Imagination is acquisitive; recent deals include the purchase of Caustic Graphics for its ray tracing technology. "We will invest in speculative projects," Yassaie admitted, "but I don't like 'blue sky' stuff. We invested in ray tracing because it's not blue sky; there are strong reasons why it will become an important technology."
While 90% of what VideoLogic developed in the early days was disruptive, today's profile is more evolutionary. "About 60% evolutionary, 40% disruptive," Yassaie estimated. "But we still have to think outside the box and solve problems because consumers don't buy technology for the sake of it. Overall, I'd say that 90% of the decisions we've made have been right."
Yassaie is passionate about UK electronics and its future. "We're a UK company operating globally, but 70% of our people are here; having R&D and design in the UK has been good in terms of creativity – and we have the two most important IP suppliers in terms of technology that powers devices."
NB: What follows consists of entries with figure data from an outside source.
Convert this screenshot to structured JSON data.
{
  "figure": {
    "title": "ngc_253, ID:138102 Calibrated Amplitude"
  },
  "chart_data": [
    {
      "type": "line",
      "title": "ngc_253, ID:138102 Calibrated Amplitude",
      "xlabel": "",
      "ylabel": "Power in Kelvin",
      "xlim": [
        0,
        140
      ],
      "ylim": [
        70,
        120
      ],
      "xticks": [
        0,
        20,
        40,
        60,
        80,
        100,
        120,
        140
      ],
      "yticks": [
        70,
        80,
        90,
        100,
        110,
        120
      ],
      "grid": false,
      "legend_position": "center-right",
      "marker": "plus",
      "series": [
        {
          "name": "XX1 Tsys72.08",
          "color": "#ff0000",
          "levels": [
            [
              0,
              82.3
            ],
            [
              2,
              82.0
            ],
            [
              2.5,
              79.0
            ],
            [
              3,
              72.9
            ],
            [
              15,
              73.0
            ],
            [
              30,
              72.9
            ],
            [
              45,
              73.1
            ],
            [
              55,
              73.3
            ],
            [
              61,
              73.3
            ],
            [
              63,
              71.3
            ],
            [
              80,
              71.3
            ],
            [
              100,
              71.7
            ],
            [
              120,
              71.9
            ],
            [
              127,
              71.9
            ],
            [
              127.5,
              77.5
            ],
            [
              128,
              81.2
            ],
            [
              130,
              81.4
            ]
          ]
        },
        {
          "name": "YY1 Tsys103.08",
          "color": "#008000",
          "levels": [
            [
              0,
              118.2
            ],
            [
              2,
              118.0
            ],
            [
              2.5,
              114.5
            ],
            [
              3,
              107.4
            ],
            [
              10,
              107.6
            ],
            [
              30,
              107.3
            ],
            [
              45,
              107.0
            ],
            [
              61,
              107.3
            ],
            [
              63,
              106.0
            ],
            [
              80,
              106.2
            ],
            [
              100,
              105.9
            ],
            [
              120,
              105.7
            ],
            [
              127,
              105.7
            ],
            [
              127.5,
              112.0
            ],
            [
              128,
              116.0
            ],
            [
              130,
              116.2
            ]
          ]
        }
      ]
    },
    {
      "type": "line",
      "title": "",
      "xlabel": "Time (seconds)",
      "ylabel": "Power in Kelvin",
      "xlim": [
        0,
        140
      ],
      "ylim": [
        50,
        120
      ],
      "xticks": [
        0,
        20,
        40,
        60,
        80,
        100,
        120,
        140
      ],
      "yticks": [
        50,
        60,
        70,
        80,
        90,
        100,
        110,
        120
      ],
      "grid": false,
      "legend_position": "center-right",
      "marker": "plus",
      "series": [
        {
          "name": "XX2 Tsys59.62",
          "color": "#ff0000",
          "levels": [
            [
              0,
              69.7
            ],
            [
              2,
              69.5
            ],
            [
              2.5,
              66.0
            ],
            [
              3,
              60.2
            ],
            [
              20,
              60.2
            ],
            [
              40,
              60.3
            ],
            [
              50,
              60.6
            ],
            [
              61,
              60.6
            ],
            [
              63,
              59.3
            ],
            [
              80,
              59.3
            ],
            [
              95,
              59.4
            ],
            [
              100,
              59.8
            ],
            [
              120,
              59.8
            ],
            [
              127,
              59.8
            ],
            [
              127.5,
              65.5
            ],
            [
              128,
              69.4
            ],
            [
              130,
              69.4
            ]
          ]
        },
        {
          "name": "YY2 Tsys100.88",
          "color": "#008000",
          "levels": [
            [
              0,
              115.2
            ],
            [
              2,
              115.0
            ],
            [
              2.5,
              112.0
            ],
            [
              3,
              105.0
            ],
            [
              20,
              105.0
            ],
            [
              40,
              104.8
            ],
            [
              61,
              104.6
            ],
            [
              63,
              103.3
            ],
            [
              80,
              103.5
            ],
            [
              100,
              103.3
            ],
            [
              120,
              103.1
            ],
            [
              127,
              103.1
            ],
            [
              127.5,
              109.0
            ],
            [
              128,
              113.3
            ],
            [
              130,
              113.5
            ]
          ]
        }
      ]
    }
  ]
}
While he says the UK's IP industry has impact and influence beyond its size, he adds the country needs more fabless businesses. "There are a lot of good designers and the fact that we don't have consumer brands is a problem. It would be great if Marconi was a consumer brand, but it's gone."
The solution, he admits, is complex. "We want students to be creators of technology and leaders of future companies and we want people to believe they can do it."
He says the UK has 'huge assets' in terms of engineering talent and IP companies, 'but it needs a strategy'. "And that strategy – developing more fabless companies and developing brands – has to be led by Government, because there isn't a large ecosystem," he said. "Given where we are today, we should be able to do better."
One possible way the Government could do this is through the NHS. "We have a large nationalised health service. Why not use that to introduce advanced technology and create more UK businesses?"
He's also critical of the tendency to sell companies. "It's a disappointment every time one is sold," he said, "but often people find it easier to sell than to keep a company growing."
For the future, it's more long term thinking. "We have quarterly technology reviews at which we decide where the road map will go," he said. "And it's why we renamed the company Imagination – it describes what we have to do," he concluded.
Hossein Yassaie
After attaining his PhD, Hossein was a research fellow at the University of Birmingham. Prior to joining Imagination Technologies in February 1992, he spent eight years with Inmos/STMicroelectronics, where he set up and managed dsp and digital video developments.
Ultimately, he became responsible for the system divisions, including research and development, manufacturing and marketing. He joined Imagination Technologies in 1992 as CTO, joined the board in 1995 and became CEO in 1998.